Luther is one of the most schizophrenic drama series in recent years. The first three episodes offer standard psycho-of-the-week plots, in which an off-the-rails policeman, John Luther (Idris Elba), simultaneously dazzles his colleagues with his genius and terrifies them with his impetuosity. In response, his boss, Detective Superintendent Rose Teller (an underused Saskia Reeves wielding a wobbly Cockney accent), calls Luther’s presence on her team “nitroglycerin.”
But this formula gives way in the last three episodes to riveting drama. These start with the horrifying disintegration of a lower-middle-class working man into the madness of serial murder and end with a tangle of corruption and killing that recalls the stomach-churning violence of classic crime movies of the ‘70s.
Some of the initial problems with the series stem from Elba’s own overwrought performance. But more arise from weak plotting and Luther’s excessive psychological baggage. Ironically, the drama kicks into creative overdrive only when he is no longer the show’s sole focus. Although Elba captures the moody slouch of the disaffected Londoner—shoulders hunched, hands jammed in his trouser pockets—he pitches his performance too intensely from the beginning. When a simple obstacle precipitates Luther’s loss of control, he has nowhere to go when facing a more fundamental shock, whether an abduction scene decorated in screeds of nonsense written in blood or his estranged wife’s rejection of his reconciliation attempts.
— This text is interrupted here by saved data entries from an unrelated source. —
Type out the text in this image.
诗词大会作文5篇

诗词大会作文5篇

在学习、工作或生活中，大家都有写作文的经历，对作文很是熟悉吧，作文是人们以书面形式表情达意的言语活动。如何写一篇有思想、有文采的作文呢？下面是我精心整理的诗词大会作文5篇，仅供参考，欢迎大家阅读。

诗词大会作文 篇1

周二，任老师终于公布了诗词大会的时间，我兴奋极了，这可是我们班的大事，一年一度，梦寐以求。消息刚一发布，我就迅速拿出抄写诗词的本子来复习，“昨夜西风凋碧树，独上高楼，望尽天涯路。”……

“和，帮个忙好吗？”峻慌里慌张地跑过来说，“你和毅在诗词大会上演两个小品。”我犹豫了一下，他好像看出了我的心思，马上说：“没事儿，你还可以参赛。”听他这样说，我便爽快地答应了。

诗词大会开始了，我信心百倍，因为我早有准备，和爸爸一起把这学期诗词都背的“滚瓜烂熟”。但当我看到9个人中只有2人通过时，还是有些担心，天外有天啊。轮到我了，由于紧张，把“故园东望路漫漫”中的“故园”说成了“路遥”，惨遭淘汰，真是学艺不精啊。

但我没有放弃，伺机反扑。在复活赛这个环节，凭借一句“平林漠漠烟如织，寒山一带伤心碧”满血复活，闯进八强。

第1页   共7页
Creator/writer Neil Cross includes the recent cliche of the selective psychopath, Alice Morgan (Ruth Wilson), as Luther’s new best friend, and an irritatingly passive-aggressive romantic rival, Mark North (Paul McCann). In some scenes, the desperation on Elba’s face seems as much a response to his reading of the script as to the repeatedly noted burdens of Luther’s job. The show includes other clichés as well, including Luther’s inspiring his fellow cops to talk up his imagination and daring, even as his crime-solving seems pedestrian. In the first episode, which premiered on BBC America 17 October, Luther’s soi-disant brilliant revelation of a murderer’s secreting the lethal gun in the stomach of a dead dog was semaphored right from his earliest observations at the crime scene. And in Episode Three, his supposedly ingenious ruse to trap killer Lucien Burgess (Paul Rhys) seems more like the fitting up that once marred the Metropolitan Police’s reputation for probity.